WILLIAM WORDSWORTH (POEMS)

William Wordsworth (1770-1850) was a British poet, credited with ushering in the English Romantic Movement with the publication of Lyrical Ballads(1798) in collaboration with Samuel Taylor Coleridge.

 

Wordsworth was a defining member of the English Romantic Movement.

 

Like other Romantics, Wordsworth’s personality and poetry were deeply influenced by his love of nature, especially by the sights and scenes of the Lake Country, in which he spent most of his mature life.

 

A profoundly earnest and sincere thinker, he displayed a high seriousness tempered with tenderness and a love of simplicity.

wwordsworth

THE DAFFODILS

 

I wandered lonely as a cloud

That floats on high o'er vales and hills,

When all at once I saw a crowd,

A host, of golden daffodils;

Beside the lake, beneath the trees,

Fluttering and dancing in the breeze.

Continuous as the stars that shine

And twinkle on the milky way,

They stretched in never-ending line

Along the margin of a bay:

Ten thousand saw I at a glance,

Tossing their heads in sprightly dance.

The waves beside them danced; but they

Out-did the sparkling waves in glee:

A poet could not but be gay,

In such a jocund company:

I gazed - and gazed - but little thought

What wealth the show to me had brought:

For oft, when on my couch I lie

In vacant or in pensive mood,

They flash upon that inward eye

Which is the bliss of solitude;

And then my heart with pleasure fills,

And dances with the daffodils.

SONNET 14

 

How clear, how keen, how marvellously bright

The effluence from yon distant mountain's head,

Which, strewn with snow smooth as the sky can shed,

Shines like another sun — on mortal sight

Uprisen, as if to check approaching Night,

And all her twinkling stars.

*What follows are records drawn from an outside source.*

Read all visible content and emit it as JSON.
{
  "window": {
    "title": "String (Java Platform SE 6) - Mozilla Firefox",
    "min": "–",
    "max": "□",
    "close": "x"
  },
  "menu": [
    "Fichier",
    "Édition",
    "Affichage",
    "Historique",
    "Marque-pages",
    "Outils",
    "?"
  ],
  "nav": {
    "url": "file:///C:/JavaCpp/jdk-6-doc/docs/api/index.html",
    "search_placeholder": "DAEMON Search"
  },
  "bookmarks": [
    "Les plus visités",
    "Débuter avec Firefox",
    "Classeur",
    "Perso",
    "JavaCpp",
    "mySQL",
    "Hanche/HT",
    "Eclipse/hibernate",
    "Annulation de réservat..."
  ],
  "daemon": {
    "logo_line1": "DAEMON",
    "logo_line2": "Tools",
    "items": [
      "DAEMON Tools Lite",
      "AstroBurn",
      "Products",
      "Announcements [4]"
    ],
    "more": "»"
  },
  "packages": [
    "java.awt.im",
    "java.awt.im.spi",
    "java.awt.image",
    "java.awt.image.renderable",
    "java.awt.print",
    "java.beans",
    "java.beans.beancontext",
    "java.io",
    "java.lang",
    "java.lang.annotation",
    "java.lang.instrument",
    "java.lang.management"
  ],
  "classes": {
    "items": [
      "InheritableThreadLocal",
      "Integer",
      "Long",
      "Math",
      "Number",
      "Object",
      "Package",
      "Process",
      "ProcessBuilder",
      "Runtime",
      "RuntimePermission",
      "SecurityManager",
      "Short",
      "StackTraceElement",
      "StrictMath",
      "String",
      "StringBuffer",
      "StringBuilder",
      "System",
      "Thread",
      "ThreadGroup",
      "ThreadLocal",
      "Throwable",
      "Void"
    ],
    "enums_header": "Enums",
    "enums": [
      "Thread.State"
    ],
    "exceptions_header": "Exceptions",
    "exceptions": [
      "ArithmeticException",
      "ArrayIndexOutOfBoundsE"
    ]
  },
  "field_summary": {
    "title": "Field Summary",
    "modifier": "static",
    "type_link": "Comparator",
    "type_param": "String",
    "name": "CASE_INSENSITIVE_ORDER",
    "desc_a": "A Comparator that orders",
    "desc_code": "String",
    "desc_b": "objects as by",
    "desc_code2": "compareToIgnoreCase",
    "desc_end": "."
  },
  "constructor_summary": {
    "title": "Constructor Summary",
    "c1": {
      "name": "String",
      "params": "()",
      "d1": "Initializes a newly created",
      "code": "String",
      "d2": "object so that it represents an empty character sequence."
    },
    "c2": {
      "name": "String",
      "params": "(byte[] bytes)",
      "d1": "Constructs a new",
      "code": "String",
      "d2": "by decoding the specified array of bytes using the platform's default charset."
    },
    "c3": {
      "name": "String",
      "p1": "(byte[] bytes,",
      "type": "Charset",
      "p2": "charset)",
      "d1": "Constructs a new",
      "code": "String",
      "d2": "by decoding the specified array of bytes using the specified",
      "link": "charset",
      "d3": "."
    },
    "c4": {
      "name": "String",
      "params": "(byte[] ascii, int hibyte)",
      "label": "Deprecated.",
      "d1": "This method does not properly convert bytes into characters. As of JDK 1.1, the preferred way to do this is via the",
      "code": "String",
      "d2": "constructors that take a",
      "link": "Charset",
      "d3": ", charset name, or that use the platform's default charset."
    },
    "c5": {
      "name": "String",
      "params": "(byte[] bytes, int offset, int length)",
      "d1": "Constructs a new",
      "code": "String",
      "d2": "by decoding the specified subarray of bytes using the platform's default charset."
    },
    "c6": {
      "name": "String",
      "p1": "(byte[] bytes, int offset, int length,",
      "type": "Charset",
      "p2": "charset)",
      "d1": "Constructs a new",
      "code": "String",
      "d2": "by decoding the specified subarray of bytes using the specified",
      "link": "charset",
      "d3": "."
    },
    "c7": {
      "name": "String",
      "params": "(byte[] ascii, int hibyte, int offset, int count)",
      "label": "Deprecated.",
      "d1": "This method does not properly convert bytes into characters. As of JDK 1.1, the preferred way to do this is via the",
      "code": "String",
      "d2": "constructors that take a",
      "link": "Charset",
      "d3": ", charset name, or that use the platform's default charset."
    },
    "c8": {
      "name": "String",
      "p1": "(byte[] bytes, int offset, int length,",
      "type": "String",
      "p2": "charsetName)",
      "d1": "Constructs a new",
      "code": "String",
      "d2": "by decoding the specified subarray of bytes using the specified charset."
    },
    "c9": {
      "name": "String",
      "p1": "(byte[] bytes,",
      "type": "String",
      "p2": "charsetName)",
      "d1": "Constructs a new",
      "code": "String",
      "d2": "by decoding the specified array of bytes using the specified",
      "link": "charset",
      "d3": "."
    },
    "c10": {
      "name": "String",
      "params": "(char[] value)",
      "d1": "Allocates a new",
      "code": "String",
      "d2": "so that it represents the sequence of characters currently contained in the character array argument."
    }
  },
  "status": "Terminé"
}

Who now would tread,

If so he might, yon mountain's glittering head —

Terrestrial, but a surface, by the flight

Of sad mortality's earth-sullying wing,

Unswept, unstained? Nor shall the aerial Powers

Dissolve that beauty, destined to endure,

White, radiant, exquisitely pure,

Through all vicissitudes, till genial Spring

Has filled the laughing vales with welcome flowers.

A CHARACTER

 

 

I marvel how Nature could ever find space

For so many strange contrasts in one human face:

There's thought and no thought, and there's paleness and bloom

And bustle and sluggishness, pleasure and gloom.

 

There's weakness, and strength both redundant and vain;

Such strength as, if ever affliction and pain

Could pierce through a temper that's soft to disease,

Would be rational peace--a philosopher's ease.

 

There's indifference, alike when he fails or succeeds,

And attention full ten times as much as there needs;

Pride where there's no envy, there's so much of joy;

And mildness, and spirit both forward and coy.

 

There's freedom, and sometimes a diffident stare

Of shame scarcely seeming to know that she's there,

There's virtue, the title it surely may claim,

Yet wants heaven knows what to be worthy the name.

 

This picture from nature may seem to depart,

Yet the Man would at once run away with your heart;

And I for five centuries right gladly would be

Such an odd such a kind happy creature as he.